I have a simple non-Sendable type here:
class Foo {
var foo = 3
init() {}
}
All the following are called in viewDidLoad:
Case 1: This compiles fine:
DispatchQueue.global().async {
Task {
let foo = Foo()
Task { @MainActor in
print(foo)
}
}
}
Case 2: compile error
let foo = Foo()
DispatchQueue.global().async {
Task {
Task { @MainActor in
print(foo)
}
}
}
Case 3: compile error
DispatchQueue.global().async {
let foo = Foo()
Task {
Task { @MainActor in
print(foo)
}
}
}
I was expecting all cases to fail. But why does case 1 pass? What's the difference between 1 and 2/3?
Edit: I found 2 even more confusing cases:
case 4: This gives warning, instead of error.
let foo = Foo()
DispatchQueue.global().async {
Task { @MainActor in
print(foo)
}
}
Case 5: compiles fine:
DispatchQueue.global().async {
let foo = Foo()
Task { @MainActor in
print(foo)
}
}
Why is case 4 warning, rather than error? and why is case 5 fine?
Edit 2:
Case 4 warning:
In Swift 6, we have “region based isolation”. As SE-0414, says:
Swift Concurrency assigns values to isolation domains determined by actor and task boundaries. Code running in distinct isolation domains can execute concurrently, and Sendable checking defines away concurrent access to shared mutable state by preventing non-Sendable values from being passed across isolation boundaries full stop. In practice, this is a significant semantic restriction, because it forbids natural programming patterns that are free of data races.
In this document, we propose loosening these rules by introducing a new control flow sensitive diagnostic that determines whether a non-
Sendable
value can safely be transferred over an isolation boundary. This is done by introducing the concept of isolation regions that allows the compiler to reason conservatively if two values can affect each other. Through the usage of isolation regions, the language can prove that transferring a non-Sendable
value over an isolation boundary cannot result in races because the value (and any other value that might reference it) is not used in the caller after the point of transfer.
And this is expanded in SE-0440 which says that:
This proposal extends region isolation to enable the application of an explicit
sending
annotation to function parameters and results. A function parameter or result that is annotated with sending is required to be disconnected at the function boundary and thus possesses the capability of being safely sent across an isolation domain or merged into an actor-isolated region in the function's body or the function's caller respectively.

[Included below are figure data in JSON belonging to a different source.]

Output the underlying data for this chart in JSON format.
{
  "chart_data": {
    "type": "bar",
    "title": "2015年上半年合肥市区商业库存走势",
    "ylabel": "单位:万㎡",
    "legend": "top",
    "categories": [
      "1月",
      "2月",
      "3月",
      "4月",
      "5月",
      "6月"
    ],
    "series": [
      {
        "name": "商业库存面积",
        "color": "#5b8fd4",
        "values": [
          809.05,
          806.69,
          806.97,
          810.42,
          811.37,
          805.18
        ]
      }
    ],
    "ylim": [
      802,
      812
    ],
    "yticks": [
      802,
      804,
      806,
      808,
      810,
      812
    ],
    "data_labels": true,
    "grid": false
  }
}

And if you look at the definition of the Task
initializer, it is:
public init(
priority: TaskPriority? = nil,
operation: sending @escaping @isolated(any) () async -> Success
)
I draw your attention to the sending
qualifier of operation
.
So, in Swift 6, this is fine:
let foo = Foo()
Task { @MainActor in
print(foo) // ✅
}
This why your case 1 and 5 are ok. This is just standard region based isolation behaviors.
But the following is not OK:
let foo = Foo()
DispatchQueue.global().async {
print(foo) // ❌
}
This is why your cases 2 and 4 are failing: It is not because foo
is a local var of a non-isolated function or anything like that; it is just because the closure parameter of GCD’s async
method is not marked sending
(as outlined in SE-0440). The Task.init
closure parameter is marked as sending
, but the GCD API is not.
That only leaves case 3, where you are passing the non-Sendable
object across two different isolation contexts (i.e., a Task
within another Task
). It is interesting that this is not permitted, but does not seem entirely surprising (given the complexity this entails). As an aside, I experimentally noticed that it works it apparently works if both Task
closures were isolated to the main actor, but in your example, only one is, and that is apparently a bridge too far (for now, at least).
In short, region based isolation allows us to pass a non-Sendable
objects across a single actor boundary in very specific, narrow cases, namely where (a) the closure is marked as sending
; and (b) you do not reference the non-Sendable
object after passing it to the the closure.
This region based isolation of SE-0414/SE-0440 really is not intended as generalized “get out of jail free” card for sending non-Sendable
objects. It is just eliminating one friction point in the process. If you really are going to be sending these objects across isolation domains a lot, you might want to consider whether you might just want to make them Sendable
, if possible.
You said:
I was expecting all cases to fail.
In fact, if you run with in Xcode 15.4 (Swift 5.10), before we had any region based isolation, that is exactly what happens (with the “Strict concurrency checking” build setting of “Complete”). If we do that, we can see that in the absence of region based isolation, all five cases generate warnings!
In Swift 6, if you can enjoy transfer of a non-Sendable object in very specific situations.
For future readers unfamiliar with how Sendable
works, I might refer you to the Eliminate data races using Swift Concurrency video.